Özlem Şendeniz-Emek Yıldırım: Kitaba dair konuşmaya başladığımızdan beri Karadeniz kadınına dair varolan klişeleri, stereotipleri ve bunların bölgeye dair ortaya çıkan fikirler açısından nasıl bizi yönlendirdiği üzerine düşündük. Çıkış noktamızda bu klişeler, stereotipler oldu. Karadeniz kadınının kendine dair sözünün, bölgeyi bilen kadınlarca söylenmesini amaçladık. Başka bir deyişle amacımız, derinlerde yatanın su yüzüne çıkmasına ve söze dökülmesine müdahil olmaktı.

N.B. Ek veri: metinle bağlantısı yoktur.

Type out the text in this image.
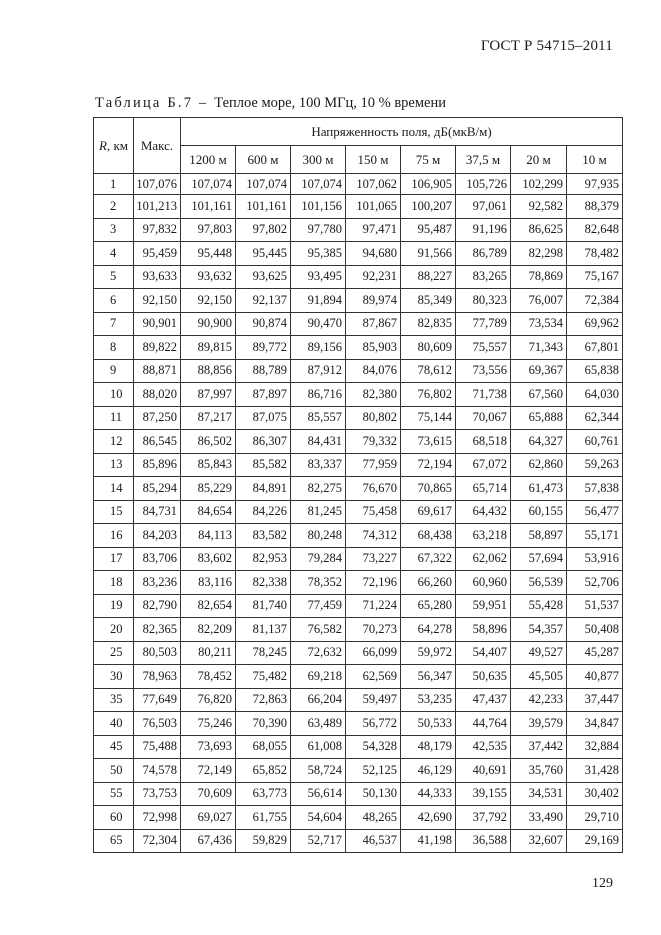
ГОСТ Р 54715–2011
Таблица Б.7 – Теплое море, 100 МГц, 10 % времени
R, км	Макс.	Напряженность поля, дБ(мкВ/м)							
		1200 м	600 м	300 м	150 м	75 м	37,5 м	20 м	10 м
1	107,076	107,074	107,074	107,074	107,062	106,905	105,726	102,299	97,935
2	101,213	101,161	101,161	101,156	101,065	100,207	97,061	92,582	88,379
3	97,832	97,803	97,802	97,780	97,471	95,487	91,196	86,625	82,648
4	95,459	95,448	95,445	95,385	94,680	91,566	86,789	82,298	78,482
5	93,633	93,632	93,625	93,495	92,231	88,227	83,265	78,869	75,167
6	92,150	92,150	92,137	91,894	89,974	85,349	80,323	76,007	72,384
7	90,901	90,900	90,874	90,470	87,867	82,835	77,789	73,534	69,962
8	89,822	89,815	89,772	89,156	85,903	80,609	75,557	71,343	67,801
9	88,871	88,856	88,789	87,912	84,076	78,612	73,556	69,367	65,838
10	88,020	87,997	87,897	86,716	82,380	76,802	71,738	67,560	64,030
11	87,250	87,217	87,075	85,557	80,802	75,144	70,067	65,888	62,344
12	86,545	86,502	86,307	84,431	79,332	73,615	68,518	64,327	60,761
13	85,896	85,843	85,582	83,337	77,959	72,194	67,072	62,860	59,263
14	85,294	85,229	84,891	82,275	76,670	70,865	65,714	61,473	57,838
15	84,731	84,654	84,226	81,245	75,458	69,617	64,432	60,155	56,477
16	84,203	84,113	83,582	80,248	74,312	68,438	63,218	58,897	55,171
17	83,706	83,602	82,953	79,284	73,227	67,322	62,062	57,694	53,916
18	83,236	83,116	82,338	78,352	72,196	66,260	60,960	56,539	52,706
19	82,790	82,654	81,740	77,459	71,224	65,280	59,951	55,428	51,537
20	82,365	82,209	81,137	76,582	70,273	64,278	58,896	54,357	50,408
25	80,503	80,211	78,245	72,632	66,099	59,972	54,407	49,527	45,287
30	78,963	78,452	75,482	69,218	62,569	56,347	50,635	45,505	40,877
35	77,649	76,820	72,863	66,204	59,497	53,235	47,437	42,233	37,447
40	76,503	75,246	70,390	63,489	56,772	50,533	44,764	39,579	34,847
45	75,488	73,693	68,055	61,008	54,328	48,179	42,535	37,442	32,884
50	74,578	72,149	65,852	58,724	52,125	46,129	40,691	35,760	31,428
55	73,753	70,609	63,773	56,614	50,130	44,333	39,155	34,531	30,402
60	72,998	69,027	61,755	54,604	48,265	42,690	37,792	33,490	29,710
65	72,304	67,436	59,829	52,717	46,537	41,198	36,588	32,607	29,169
129
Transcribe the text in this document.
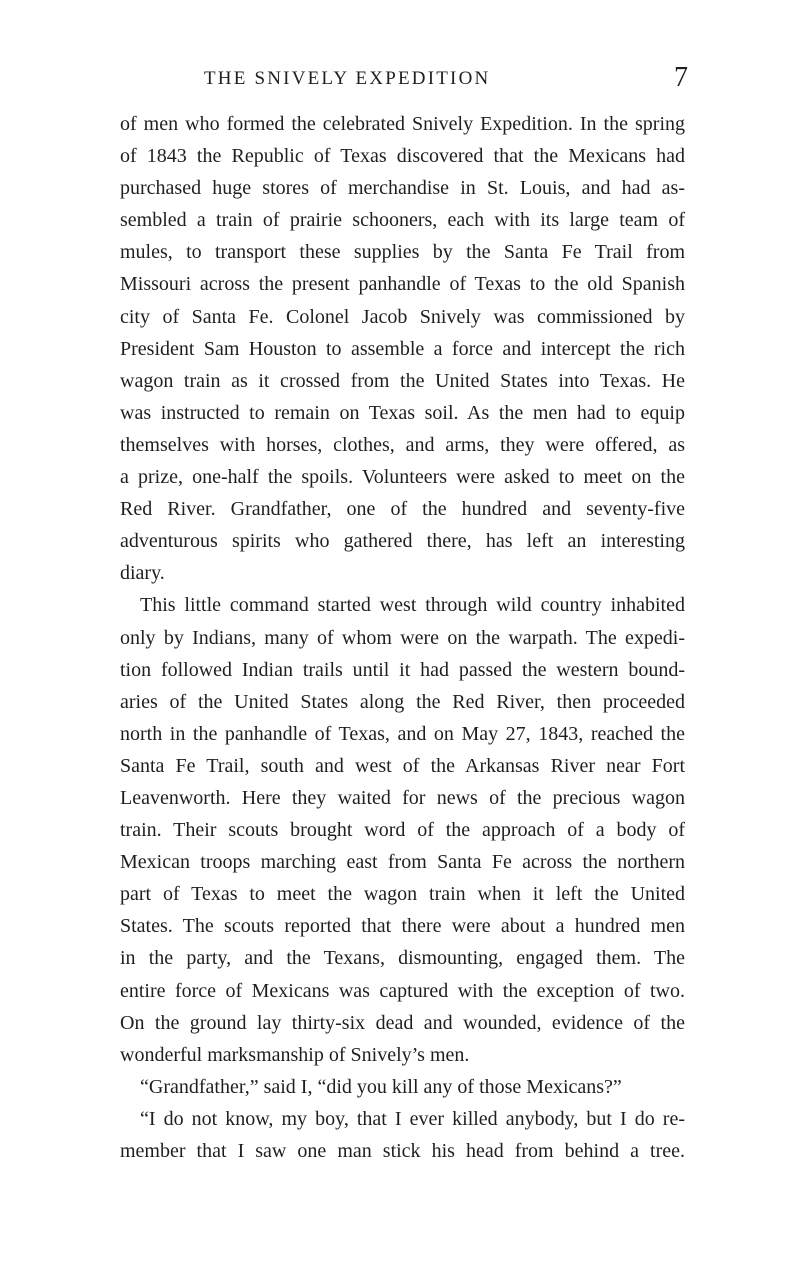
THE SNIVELY EXPEDITION	7
of men who formed the celebrated Snively Expedition. In the spring
of 1843 the Republic of Texas discovered that the Mexicans had
purchased huge stores of merchandise in St. Louis, and had as-
sembled a train of prairie schooners, each with its large team of
mules, to transport these supplies by the Santa Fe Trail from
Missouri across the present panhandle of Texas to the old Spanish
city of Santa Fe. Colonel Jacob Snively was commissioned by
President Sam Houston to assemble a force and intercept the rich
wagon train as it crossed from the United States into Texas. He
was instructed to remain on Texas soil. As the men had to equip
themselves with horses, clothes, and arms, they were offered, as
a prize, one-half the spoils. Volunteers were asked to meet on the
Red River. Grandfather, one of the hundred and seventy-five
adventurous spirits who gathered there, has left an interesting
diary.
This little command started west through wild country inhabited
only by Indians, many of whom were on the warpath. The expedi-
tion followed Indian trails until it had passed the western bound-
aries of the United States along the Red River, then proceeded
north in the panhandle of Texas, and on May 27, 1843, reached the
Santa Fe Trail, south and west of the Arkansas River near Fort
Leavenworth. Here they waited for news of the precious wagon
train. Their scouts brought word of the approach of a body of
Mexican troops marching east from Santa Fe across the northern
part of Texas to meet the wagon train when it left the United
States. The scouts reported that there were about a hundred men
in the party, and the Texans, dismounting, engaged them. The
entire force of Mexicans was captured with the exception of two.
On the ground lay thirty-six dead and wounded, evidence of the
wonderful marksmanship of Snively’s men.
“Grandfather,” said I, “did you kill any of those Mexicans?”
“I do not know, my boy, that I ever killed anybody, but I do re-
member that I saw one man stick his head from behind a tree.
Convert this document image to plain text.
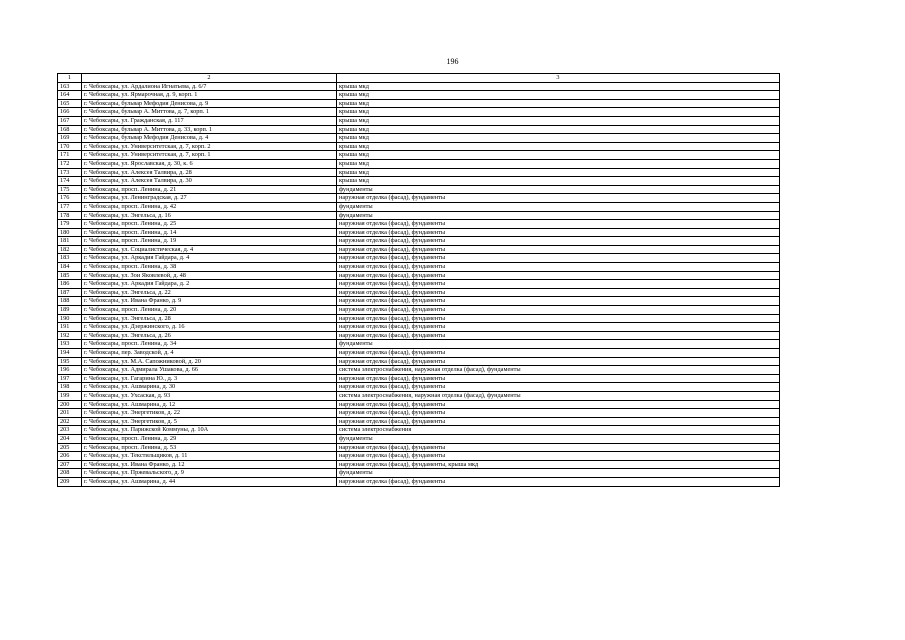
196
1	2	3
163	г. Чебоксары, ул. Ардалиона Игнатьева, д. 6/7	крыша мкд
164	г. Чебоксары, ул. Ярмарочная, д. 9, корп. 1	крыша мкд
165	г. Чебоксары, бульвар Мефодия Денисова, д. 9	крыша мкд
166	г. Чебоксары, бульвар А. Миттова, д. 7, корп. 1	крыша мкд
167	г. Чебоксары, ул. Гражданская, д. 117	крыша мкд
168	г. Чебоксары, бульвар А. Миттова, д. 33, корп. 1	крыша мкд
169	г. Чебоксары, бульвар Мефодия Денисова, д. 4	крыша мкд
170	г. Чебоксары, ул. Университетская, д. 7, корп. 2	крыша мкд
171	г. Чебоксары, ул. Университетская, д. 7, корп. 1	крыша мкд
172	г. Чебоксары, ул. Ярославская, д. 30, к. 6	крыша мкд
173	г. Чебоксары, ул. Алексея Талвира, д. 28	крыша мкд
174	г. Чебоксары, ул. Алексея Талвира, д. 30	крыша мкд
175	г. Чебоксары, просп. Ленина, д. 21	фундаменты
176	г. Чебоксары, ул. Ленинградская, д. 27	наружная отделка (фасад), фундаменты
177	г. Чебоксары, просп. Ленина, д. 42	фундаменты
178	г. Чебоксары, ул. Энгельса, д. 16	фундаменты
179	г. Чебоксары, просп. Ленина, д. 25	наружная отделка (фасад), фундаменты
180	г. Чебоксары, просп. Ленина, д. 14	наружная отделка (фасад), фундаменты
181	г. Чебоксары, просп. Ленина, д. 19	наружная отделка (фасад), фундаменты
182	г. Чебоксары, ул. Социалистическая, д. 4	наружная отделка (фасад), фундаменты
183	г. Чебоксары, ул. Аркадия Гайдара, д. 4	наружная отделка (фасад), фундаменты
184	г. Чебоксары, просп. Ленина, д. 38	наружная отделка (фасад), фундаменты
185	г. Чебоксары, ул. Зои Яковлевой, д. 48	наружная отделка (фасад), фундаменты
186	г. Чебоксары, ул. Аркадия Гайдара, д. 2	наружная отделка (фасад), фундаменты
187	г. Чебоксары, ул. Энгельса, д. 22	наружная отделка (фасад), фундаменты
188	г. Чебоксары, ул. Ивана Франко, д. 9	наружная отделка (фасад), фундаменты
189	г. Чебоксары, просп. Ленина, д. 20	наружная отделка (фасад), фундаменты
190	г. Чебоксары, ул. Энгельса, д. 28	наружная отделка (фасад), фундаменты
191	г. Чебоксары, ул. Дзержинского, д. 16	наружная отделка (фасад), фундаменты
192	г. Чебоксары, ул. Энгельса, д. 26	наружная отделка (фасад), фундаменты
193	г. Чебоксары, просп. Ленина, д. 34	фундаменты
194	г. Чебоксары, пер. Заводской, д. 4	наружная отделка (фасад), фундаменты
195	г. Чебоксары, ул. М.А. Сапожниковой, д. 20	наружная отделка (фасад), фундаменты
196	г. Чебоксары, ул. Адмирала Ушакова, д. 66	система электроснабжения, наружная отделка (фасад), фундаменты
197	г. Чебоксары, ул. Гагарина Ю., д. 3	наружная отделка (фасад), фундаменты
198	г. Чебоксары, ул. Ашмарина, д. 30	наружная отделка (фасад), фундаменты
199	г. Чебоксары, ул. Ухсаская, д. 93	система электроснабжения, наружная отделка (фасад), фундаменты
200	г. Чебоксары, ул. Ашмарина, д. 12	наружная отделка (фасад), фундаменты
201	г. Чебоксары, ул. Энергетиков, д. 22	наружная отделка (фасад), фундаменты
202	г. Чебоксары, ул. Энергетиков, д. 5	наружная отделка (фасад), фундаменты
203	г. Чебоксары, ул. Парижской Коммуны, д. 10А	система электроснабжения
204	г. Чебоксары, просп. Ленина, д. 29	фундаменты
205	г. Чебоксары, просп. Ленина, д. 53	наружная отделка (фасад), фундаменты
206	г. Чебоксары, ул. Текстильщиков, д. 11	наружная отделка (фасад), фундаменты
207	г. Чебоксары, ул. Ивана Франко, д. 12	наружная отделка (фасад), фундаменты, крыша мкд
208	г. Чебоксары, ул. Пржевальского, д. 9	фундаменты
209	г. Чебоксары, ул. Ашмарина, д. 44	наружная отделка (фасад), фундаменты
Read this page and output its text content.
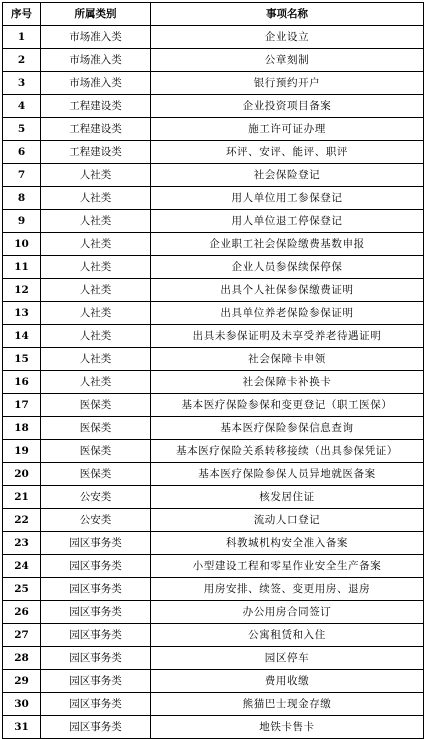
序号	所属类别	事项名称
1	市场准入类	企业设立
2	市场准入类	公章刻制
3	市场准入类	银行预约开户
4	工程建设类	企业投资项目备案
5	工程建设类	施工许可证办理
6	工程建设类	环评、安评、能评、职评
7	人社类	社会保险登记
8	人社类	用人单位用工参保登记
9	人社类	用人单位退工停保登记
10	人社类	企业职工社会保险缴费基数申报
11	人社类	企业人员参保续保停保
12	人社类	出具个人社保参保缴费证明
13	人社类	出具单位养老保险参保证明
14	人社类	出具未参保证明及未享受养老待遇证明
15	人社类	社会保障卡申领
16	人社类	社会保障卡补换卡
17	医保类	基本医疗保险参保和变更登记（职工医保）
18	医保类	基本医疗保险参保信息查询
19	医保类	基本医疗保险关系转移接续（出具参保凭证）
20	医保类	基本医疗保险参保人员异地就医备案
21	公安类	核发居住证
22	公安类	流动人口登记
23	园区事务类	科教城机构安全准入备案
24	园区事务类	小型建设工程和零星作业安全生产备案
25	园区事务类	用房安排、续签、变更用房、退房
26	园区事务类	办公用房合同签订
27	园区事务类	公寓租赁和入住
28	园区事务类	园区停车
29	园区事务类	费用收缴
30	园区事务类	熊猫巴士现金存缴
31	园区事务类	地铁卡售卡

Kitabın kapağındaki kompozisyon ile stereotiplerle giriştiğimiz bu mücadele; aslında kadınların sırtlarından bir türlü inmeyen sepetin içindekilere dair de ipuçları vermekte. Karadeniz ve kadın: zihinlerimizdeki imgeleri direngenlik, çalışkanlık, mertlik, yüreklilik gibi sıfatlara karşılık gelmekte ama en çok da halinden memnunluğu çağrıştırıyor, bölgeye uzaktan -esasında bir hayli klişe bir Karadeniz güzellemesinin vücuda getirdiği bir romantizm çerçevesinden- bakan insana. Peki gerçekten böyle mi?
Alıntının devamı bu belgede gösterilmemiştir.